Trasparenze di mare

Favignana è un dono d’inestimabile bellezza

di Federica Soprani

Favignana. Pietra calcarea incastonata nello scrigno di due mari che qui rimescolano le loro acque di smeraldo e lapislazzulo. Pietra bianca, che nel fulgore dell’estate diventa abbacinante, ardente di sole, sfolgorante di sale che secoli di mareggiate hanno cristallizzato sugli scogli. Solo il grigio vibrante della posidonia, che ammanta le coste diseguali come il vello di una bestia mitologica, dissimula quel chiarore, e il verde chiaro dei ligustri, del lentisco, quello più cupo dei pini marittimi. Aloe e altre piante grasse gonfiano al sole i loro fiori carnosi, contorcendosi in evoluzioni acrobatiche per abbarbicarsi a questa terra dura, scabrosa, schiacciata tra mare e cielo come un dono degli dei, o una loro distrazione. Ma se poi ti immergi nelle onde che circondano l’isola, mordendone ogni lato, strappando secolo dopo secoli brandelli di roccia, ti si rivelerà un paesaggio completamente diverso. Nessuna distrazione, nessun capriccio divino. Favignana è un dono d’inestimabile bellezza, e basta tuffarsi nelle sue acque cristalline per sentirsi parte del suo mistero, del suo miracolo. Prima ti attira coi suoi colori, il tesoro disciolto di un pirata, zaffiro, acquamarina, calcedonia, turchese, tormalina, crisoprasio, screziati dal candore immacolato della sabbia. Acqua limpida, trasparente, che rivela fondali rocciosi, brulicanti di una vita instancabile, di vegetazione talassica che compensa, nella sua abbondanza, quella spoglia e riarsa della terraferma.
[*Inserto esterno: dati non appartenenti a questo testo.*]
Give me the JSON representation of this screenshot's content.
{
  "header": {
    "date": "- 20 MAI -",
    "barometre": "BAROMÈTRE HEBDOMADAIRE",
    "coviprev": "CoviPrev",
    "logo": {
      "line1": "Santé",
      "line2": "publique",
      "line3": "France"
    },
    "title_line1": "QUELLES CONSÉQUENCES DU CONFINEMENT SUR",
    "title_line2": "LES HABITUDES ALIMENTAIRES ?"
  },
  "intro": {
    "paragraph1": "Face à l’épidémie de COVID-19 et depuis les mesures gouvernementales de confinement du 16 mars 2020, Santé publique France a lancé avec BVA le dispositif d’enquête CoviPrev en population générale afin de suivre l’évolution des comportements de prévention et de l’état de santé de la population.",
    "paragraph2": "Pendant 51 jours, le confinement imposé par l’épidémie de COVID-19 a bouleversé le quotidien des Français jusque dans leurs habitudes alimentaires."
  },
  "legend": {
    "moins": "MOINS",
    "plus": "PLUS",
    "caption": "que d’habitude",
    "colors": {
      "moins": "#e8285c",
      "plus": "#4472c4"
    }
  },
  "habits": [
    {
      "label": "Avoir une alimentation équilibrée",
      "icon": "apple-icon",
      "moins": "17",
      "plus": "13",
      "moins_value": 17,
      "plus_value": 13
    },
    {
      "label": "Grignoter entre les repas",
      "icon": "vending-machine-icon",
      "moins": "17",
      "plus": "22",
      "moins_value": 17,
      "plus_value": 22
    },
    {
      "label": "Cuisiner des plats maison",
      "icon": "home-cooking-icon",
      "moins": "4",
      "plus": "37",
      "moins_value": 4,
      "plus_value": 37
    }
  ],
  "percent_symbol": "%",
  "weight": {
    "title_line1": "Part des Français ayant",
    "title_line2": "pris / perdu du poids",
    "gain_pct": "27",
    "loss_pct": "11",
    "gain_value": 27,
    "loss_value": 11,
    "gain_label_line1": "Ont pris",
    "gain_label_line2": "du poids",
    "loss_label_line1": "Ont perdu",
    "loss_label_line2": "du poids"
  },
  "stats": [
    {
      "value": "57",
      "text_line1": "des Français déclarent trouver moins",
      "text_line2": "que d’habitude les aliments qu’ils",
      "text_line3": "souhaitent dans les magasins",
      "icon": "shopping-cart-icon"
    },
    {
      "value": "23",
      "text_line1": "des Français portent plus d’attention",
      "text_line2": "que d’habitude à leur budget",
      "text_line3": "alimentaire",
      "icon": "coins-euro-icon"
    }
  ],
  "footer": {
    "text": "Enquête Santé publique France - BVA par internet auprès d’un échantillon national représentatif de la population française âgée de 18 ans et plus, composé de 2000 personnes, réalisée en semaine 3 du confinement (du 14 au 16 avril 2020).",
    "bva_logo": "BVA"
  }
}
sciami di pesci, timidi alcuni, più arditi altri, affatto disturbati dagli umani curiosi che invadono il loro mondo

Rose e margherite di mare fioriscono sulle rocce sommerse, fiori incantevoli e fragili cullati dalle correnti tiepide, baciati dai raggi del sole attraverso l’acqua cristallina. Se ti immergi e apri gli occhi ti ritroverai a volare su praterie di posidonia e cystoseira che ondeggiano in un moto perpetuo, cymodocea nodosa con foglie simili a nastri di sirena che fluttuano leggiadri, ventagli di padina pavonia che si aprono e si chiudono assecondando il moto ondoso. In questa flora rigogliosa nuotano sciami di pesci, timidi alcuni, più arditi altri, affatto disturbati dagli umani curiosi che invadono il loro mondo. Anzi, alcuni saranno così sfacciati da avvicinarsi e magari mordicchiare gli invasori con minuscoli baci formicolanti. Puoi seguire i loro percorsi ondivaghi, la scia delle loro code argentee, unirti ai nugoli di pesci azzurri che, a volte, t’investono come un baleno splendente, invitandoti a nuotare con loro. Nuotare. Nuotare e volare, in quest’acqua salata che ti sostiene, le braccia come ali spalancate, mentre ti lasci cullare da correnti amiche, senza peso, senza memoria, come se anche tu non fossi che un fiore marino, un cristallo di sale, un frammento iridescente e prezioso di questo mondo variegato e unico. La bellezza di questo mare è nel suo essere, allo stesso tempo, selvaggio e accogliente. La sua bellezza incorrotta, il suo incanto vergine, non lo rende minaccioso per chi vi si immerge. Anzi, è in qualche modo ospitale, quasi accudente, ti avvolge e ti conforta e ti fa sentire parte della sua bellezza, dell’eterno perpetrarsi del suo miracolo.

Lascia che il mare ti sostenga nel suo possente abbraccio, mentre il sole ti riscalda rendendo la tua pelle splendente come quella dei pesci che ti sfiorano con la loro danza. Consenti all’acqua limpida di entrarti dentro, lavando via affanni e cattivi pensieri, togliendo peso e importanza a ciò che, fino a ieri, sembrava inaffrontabile, insostenibile. Rimani così, tra cielo e terra, come una distrazione, un capriccio divino, ma quanto sanno essere dolci i capricci degli dei, in luoghi come questo!